Era hora de se perguntar: como coincidira que os comerciantes do bairro estivessem de passagem ao mesmo tempo em que ele agonizava? Quando o colocaram na maca confortável, viu que a farmacêutica Dominique- era esse o nome da loirinha – murmurava coisas para o enfermeiro de bata branca que comandava a ambulância. Ele ainda pôde distinguir o tunisiano simpático que o rouba quase toda noite quando compra mexericas de Israel. Ele vende-as a 4,99 euros o quilo, quando o patrício que fica só trezentos metros rua acima, oferece a mesma origem e em melhor estado a quatro euros e trinta. Mas como ele sempre compra bastante, prefere a conveniência. Mesmo porque também leva água e outros itens pesados, logo a proximidade do hotel tem seu valor. Naquela hora, o olhar do fruteiro traduzia desalento e compaixão. Parecia pensar: não podia perder um freguês desse naipe na véspera do Dia do Trabalho. Quanto a ele, Mário, pensava no cuscuz marroquino do Omar a que faltaria mais tarde.

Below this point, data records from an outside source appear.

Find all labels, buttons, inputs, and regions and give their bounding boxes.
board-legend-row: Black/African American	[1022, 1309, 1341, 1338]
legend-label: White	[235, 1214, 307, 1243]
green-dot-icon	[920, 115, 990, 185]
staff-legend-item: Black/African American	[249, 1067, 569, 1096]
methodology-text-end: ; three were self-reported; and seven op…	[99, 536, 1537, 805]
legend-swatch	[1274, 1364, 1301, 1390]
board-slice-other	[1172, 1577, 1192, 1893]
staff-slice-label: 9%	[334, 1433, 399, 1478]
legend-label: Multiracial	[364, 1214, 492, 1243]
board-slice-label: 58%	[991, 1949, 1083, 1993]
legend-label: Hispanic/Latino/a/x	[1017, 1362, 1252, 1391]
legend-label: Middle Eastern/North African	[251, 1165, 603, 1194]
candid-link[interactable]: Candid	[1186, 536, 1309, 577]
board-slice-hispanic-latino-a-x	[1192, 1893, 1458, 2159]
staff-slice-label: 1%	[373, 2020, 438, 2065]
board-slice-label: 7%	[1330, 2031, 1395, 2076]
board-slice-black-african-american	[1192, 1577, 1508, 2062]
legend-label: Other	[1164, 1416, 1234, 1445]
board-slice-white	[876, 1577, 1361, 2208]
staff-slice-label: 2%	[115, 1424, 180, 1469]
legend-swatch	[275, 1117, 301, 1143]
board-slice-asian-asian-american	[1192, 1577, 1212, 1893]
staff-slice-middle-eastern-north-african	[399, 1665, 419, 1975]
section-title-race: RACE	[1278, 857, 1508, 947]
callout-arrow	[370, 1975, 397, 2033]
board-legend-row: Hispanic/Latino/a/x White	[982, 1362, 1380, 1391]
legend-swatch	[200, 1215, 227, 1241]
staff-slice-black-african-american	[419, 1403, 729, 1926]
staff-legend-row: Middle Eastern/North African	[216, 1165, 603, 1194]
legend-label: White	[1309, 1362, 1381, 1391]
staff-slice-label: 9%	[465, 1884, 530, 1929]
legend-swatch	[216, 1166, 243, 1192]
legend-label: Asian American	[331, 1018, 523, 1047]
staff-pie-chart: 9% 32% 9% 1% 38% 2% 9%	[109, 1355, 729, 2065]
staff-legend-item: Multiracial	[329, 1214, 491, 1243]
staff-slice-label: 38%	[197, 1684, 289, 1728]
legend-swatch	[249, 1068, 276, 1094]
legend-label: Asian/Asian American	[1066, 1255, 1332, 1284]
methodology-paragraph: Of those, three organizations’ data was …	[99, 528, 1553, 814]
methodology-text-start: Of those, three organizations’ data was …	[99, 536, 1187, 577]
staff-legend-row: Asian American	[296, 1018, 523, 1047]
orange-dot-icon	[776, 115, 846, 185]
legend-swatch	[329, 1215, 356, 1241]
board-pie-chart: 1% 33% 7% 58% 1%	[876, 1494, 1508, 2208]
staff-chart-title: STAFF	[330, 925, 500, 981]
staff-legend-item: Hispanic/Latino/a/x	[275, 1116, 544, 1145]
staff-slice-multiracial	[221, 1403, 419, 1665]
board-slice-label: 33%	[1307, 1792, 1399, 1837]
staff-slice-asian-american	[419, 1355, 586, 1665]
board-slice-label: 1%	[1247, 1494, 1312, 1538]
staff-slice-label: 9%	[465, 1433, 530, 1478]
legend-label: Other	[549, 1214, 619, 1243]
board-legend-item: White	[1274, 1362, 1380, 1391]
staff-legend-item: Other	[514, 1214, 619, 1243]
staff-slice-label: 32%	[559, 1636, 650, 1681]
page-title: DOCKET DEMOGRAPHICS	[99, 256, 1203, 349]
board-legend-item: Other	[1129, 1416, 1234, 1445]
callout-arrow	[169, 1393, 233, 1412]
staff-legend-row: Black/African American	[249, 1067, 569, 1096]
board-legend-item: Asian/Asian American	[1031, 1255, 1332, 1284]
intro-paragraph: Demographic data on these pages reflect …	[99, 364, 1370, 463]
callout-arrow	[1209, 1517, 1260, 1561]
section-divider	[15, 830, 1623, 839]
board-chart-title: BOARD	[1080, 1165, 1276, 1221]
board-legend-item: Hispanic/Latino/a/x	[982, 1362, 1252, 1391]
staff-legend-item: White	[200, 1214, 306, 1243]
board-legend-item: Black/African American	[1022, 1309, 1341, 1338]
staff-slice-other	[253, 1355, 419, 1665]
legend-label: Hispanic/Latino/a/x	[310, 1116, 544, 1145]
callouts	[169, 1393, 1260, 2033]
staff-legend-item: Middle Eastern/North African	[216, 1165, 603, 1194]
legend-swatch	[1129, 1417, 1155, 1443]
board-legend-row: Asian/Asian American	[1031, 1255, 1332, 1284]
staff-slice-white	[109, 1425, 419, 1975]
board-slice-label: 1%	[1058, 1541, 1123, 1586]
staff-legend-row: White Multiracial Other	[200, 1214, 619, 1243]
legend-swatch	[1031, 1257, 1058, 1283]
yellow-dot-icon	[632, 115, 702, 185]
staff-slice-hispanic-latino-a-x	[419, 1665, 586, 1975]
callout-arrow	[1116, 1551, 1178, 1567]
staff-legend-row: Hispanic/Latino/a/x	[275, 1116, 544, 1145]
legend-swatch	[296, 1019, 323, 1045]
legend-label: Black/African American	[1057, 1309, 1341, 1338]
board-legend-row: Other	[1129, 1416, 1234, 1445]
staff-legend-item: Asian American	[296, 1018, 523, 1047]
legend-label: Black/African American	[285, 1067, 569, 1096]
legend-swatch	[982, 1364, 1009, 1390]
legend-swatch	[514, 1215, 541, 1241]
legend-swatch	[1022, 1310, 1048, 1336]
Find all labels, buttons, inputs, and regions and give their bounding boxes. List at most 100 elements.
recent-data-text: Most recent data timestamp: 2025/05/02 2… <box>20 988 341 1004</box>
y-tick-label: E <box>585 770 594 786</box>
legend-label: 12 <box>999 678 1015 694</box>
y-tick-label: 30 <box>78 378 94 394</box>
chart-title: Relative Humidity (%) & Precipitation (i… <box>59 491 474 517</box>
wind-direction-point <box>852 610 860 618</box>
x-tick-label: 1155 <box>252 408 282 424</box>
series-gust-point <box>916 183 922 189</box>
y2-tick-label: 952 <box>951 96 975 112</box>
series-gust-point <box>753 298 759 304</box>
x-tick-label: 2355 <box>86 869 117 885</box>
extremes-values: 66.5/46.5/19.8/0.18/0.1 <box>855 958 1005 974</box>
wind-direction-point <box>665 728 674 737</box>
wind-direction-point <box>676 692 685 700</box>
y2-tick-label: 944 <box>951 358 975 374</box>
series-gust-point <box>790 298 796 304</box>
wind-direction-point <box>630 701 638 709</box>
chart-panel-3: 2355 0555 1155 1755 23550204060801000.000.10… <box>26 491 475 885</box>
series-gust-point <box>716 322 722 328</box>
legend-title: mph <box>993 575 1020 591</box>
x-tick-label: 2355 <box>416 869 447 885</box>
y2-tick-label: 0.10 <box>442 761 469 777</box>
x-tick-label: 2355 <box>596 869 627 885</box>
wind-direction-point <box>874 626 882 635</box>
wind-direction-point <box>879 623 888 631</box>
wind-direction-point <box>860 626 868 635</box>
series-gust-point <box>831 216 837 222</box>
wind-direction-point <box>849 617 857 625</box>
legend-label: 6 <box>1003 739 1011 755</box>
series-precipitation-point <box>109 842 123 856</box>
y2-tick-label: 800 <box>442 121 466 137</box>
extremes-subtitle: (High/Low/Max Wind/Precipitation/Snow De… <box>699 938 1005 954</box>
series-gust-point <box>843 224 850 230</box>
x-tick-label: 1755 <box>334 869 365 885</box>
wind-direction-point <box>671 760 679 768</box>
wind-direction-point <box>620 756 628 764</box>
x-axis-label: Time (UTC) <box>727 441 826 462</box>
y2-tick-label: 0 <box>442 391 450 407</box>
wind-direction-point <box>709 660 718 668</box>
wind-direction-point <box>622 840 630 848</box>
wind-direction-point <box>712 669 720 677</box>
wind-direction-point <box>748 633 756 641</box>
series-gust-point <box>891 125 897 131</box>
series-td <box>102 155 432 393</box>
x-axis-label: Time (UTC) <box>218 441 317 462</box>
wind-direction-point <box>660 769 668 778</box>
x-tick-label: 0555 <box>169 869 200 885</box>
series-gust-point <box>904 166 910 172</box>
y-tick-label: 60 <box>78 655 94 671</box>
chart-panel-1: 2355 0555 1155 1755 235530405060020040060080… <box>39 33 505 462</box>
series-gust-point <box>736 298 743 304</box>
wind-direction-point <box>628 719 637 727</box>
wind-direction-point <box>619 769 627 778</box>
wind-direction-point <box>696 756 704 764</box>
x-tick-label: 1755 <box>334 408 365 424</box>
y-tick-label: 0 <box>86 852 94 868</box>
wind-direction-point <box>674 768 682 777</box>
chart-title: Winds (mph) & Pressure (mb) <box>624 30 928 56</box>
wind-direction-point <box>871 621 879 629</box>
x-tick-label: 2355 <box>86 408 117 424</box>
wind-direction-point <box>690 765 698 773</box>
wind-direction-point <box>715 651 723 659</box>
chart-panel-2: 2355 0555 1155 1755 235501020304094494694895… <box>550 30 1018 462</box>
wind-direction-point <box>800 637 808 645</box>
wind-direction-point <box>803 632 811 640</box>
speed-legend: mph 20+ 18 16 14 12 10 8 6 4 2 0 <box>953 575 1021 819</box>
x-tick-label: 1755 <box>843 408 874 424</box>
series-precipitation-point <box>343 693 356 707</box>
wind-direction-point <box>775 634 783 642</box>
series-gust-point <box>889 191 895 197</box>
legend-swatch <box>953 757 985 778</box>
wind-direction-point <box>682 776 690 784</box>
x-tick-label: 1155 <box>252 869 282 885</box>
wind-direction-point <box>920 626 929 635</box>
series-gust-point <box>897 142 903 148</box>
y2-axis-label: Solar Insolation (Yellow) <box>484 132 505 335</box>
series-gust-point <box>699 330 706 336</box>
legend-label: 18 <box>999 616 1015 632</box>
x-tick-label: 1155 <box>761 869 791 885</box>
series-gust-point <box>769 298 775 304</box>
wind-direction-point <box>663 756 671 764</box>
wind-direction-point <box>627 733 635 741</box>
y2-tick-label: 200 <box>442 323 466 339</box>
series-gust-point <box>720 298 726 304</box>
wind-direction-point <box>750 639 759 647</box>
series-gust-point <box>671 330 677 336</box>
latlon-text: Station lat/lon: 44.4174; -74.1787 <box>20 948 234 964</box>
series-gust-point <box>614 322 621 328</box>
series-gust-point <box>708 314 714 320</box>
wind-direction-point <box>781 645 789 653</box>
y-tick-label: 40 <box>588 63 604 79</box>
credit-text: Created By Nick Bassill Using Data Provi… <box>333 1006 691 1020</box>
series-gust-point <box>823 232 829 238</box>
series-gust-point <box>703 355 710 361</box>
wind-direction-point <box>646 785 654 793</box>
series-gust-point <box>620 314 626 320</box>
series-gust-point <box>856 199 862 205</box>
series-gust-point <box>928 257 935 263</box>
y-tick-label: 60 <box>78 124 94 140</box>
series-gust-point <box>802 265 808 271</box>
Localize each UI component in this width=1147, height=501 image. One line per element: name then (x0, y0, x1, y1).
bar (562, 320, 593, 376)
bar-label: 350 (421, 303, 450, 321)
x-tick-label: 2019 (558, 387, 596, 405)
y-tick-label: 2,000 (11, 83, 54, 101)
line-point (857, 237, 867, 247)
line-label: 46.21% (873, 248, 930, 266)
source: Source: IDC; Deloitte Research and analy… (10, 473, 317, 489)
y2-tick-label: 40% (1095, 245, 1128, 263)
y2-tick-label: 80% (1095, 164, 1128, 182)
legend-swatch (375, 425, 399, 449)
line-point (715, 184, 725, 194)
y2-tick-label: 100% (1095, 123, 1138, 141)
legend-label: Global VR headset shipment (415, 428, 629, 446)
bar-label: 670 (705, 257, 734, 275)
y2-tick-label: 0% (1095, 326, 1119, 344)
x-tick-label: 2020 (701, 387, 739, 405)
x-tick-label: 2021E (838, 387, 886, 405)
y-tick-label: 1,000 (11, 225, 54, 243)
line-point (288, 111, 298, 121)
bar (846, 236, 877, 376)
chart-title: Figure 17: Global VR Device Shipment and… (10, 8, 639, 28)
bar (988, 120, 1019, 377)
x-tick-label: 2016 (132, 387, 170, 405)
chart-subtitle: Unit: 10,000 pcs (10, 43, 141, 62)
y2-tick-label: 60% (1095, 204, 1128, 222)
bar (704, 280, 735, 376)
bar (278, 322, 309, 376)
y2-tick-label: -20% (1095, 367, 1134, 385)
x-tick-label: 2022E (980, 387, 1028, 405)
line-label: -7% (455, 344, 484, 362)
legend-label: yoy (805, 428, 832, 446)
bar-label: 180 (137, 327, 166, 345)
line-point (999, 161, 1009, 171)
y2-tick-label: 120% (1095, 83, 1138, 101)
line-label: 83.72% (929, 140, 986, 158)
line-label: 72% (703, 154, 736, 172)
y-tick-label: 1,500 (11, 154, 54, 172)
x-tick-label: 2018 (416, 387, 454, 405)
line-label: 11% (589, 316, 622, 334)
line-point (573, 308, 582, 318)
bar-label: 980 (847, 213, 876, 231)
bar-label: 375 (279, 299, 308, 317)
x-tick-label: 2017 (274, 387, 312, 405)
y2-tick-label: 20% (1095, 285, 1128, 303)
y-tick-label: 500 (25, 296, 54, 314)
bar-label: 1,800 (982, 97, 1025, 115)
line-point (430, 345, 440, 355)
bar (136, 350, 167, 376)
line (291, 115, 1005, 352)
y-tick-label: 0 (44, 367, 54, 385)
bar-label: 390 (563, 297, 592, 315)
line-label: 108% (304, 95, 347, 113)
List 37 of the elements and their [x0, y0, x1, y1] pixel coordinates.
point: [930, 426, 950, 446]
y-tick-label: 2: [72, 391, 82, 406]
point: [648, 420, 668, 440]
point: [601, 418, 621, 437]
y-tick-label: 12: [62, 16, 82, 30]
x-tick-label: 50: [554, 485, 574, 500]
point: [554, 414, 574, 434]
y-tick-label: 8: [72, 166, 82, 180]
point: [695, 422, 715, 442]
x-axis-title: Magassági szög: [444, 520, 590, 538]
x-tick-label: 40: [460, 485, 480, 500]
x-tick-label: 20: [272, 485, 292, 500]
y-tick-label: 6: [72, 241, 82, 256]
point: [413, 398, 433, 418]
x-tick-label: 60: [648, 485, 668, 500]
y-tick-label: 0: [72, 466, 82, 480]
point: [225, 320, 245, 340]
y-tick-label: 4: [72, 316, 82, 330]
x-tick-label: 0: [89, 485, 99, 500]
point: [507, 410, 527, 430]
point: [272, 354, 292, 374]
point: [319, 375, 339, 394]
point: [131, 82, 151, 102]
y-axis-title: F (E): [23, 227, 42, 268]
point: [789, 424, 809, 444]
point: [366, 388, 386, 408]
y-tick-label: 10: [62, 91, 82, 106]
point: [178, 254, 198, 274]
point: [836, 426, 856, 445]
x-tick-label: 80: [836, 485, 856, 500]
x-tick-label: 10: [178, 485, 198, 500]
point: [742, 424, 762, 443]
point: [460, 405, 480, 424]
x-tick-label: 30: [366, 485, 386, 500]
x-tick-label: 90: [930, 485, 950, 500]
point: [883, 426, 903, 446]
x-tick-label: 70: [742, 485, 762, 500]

Quando fecharam a porta da ambulância, lhe aplicaram uma injeção no braço e uma moça gentil foi fazendo perguntas em rápida progressão sobre alergias, diabetes, hipertensão e medicamentos. O barulho da sirene chegava filtrado à cabine fechada e, pelo trajeto, ele sentiu que se encaminhavam na direção de Denfert-Rochereau, a monumental praça dos leões. De lá, teriam muitos hospitais a escolher num raio mínimo. Morrer em Paris, quanta ironia. Anos antes, de gaiato, Mário escrevera um artigo sobre o sonho de ser enterrado na Cidade-luz. Fora até a funerária procurar entender direito como era o procedimento, mas fora desencorajado. O cemitério do Montparnasse estava cheio e, ademais, para ser sepultado em Paris, a primeira condição era morrer em Paris. Ora, ele jamais morreria ali. Tudo indicava que morreria no Brasil por volta de 2040. Ademais, Paris era lugar para viver, ora essa. Será que depois de um dia de tanta decepção na torre imensa, a história lhe pregaria seus caprichos?

Agora, por ironia, desde que caíra na calçada da rue de Rennes, a condição faltante estava mais próxima de ser atendida do que nunca. Pois a respiração ficou curta na altura do boulevard Arago e o sinal do monitor acelerou a um ponto insuportável. Exausto e com falta de ar, sentindo a boca seca e o desespero do fim, Mário então despertou na cama do hotel da rue de Vaugirard. A língua era uma lixa e ele enfiou o gargalo na boca deixando a água cítrica escorrer pelo queixo, só interrompendo a hidratação para resfolegar. Vendo-se no espelho, parecia um fantasma. Na cabeceira, as tangerinas Jaffa; em cima da mala, a sacola da FNAC. O sol ainda não aparecera e ele custaria a dormir de novo, de tão assustado. Uma coisa era certa: não tomaria mais o metrô em Saint-Placide. Transitaria por qualquer outra, menos por lá. Saint-Sulpice ou mesmo Montparnasse-Bienvenüe. Que começo de dia. Urinou sentado e esfregou o rosto. O ouvido zunia, mas o cuscuz com carne de carneiro do Chez Omar estava salvo.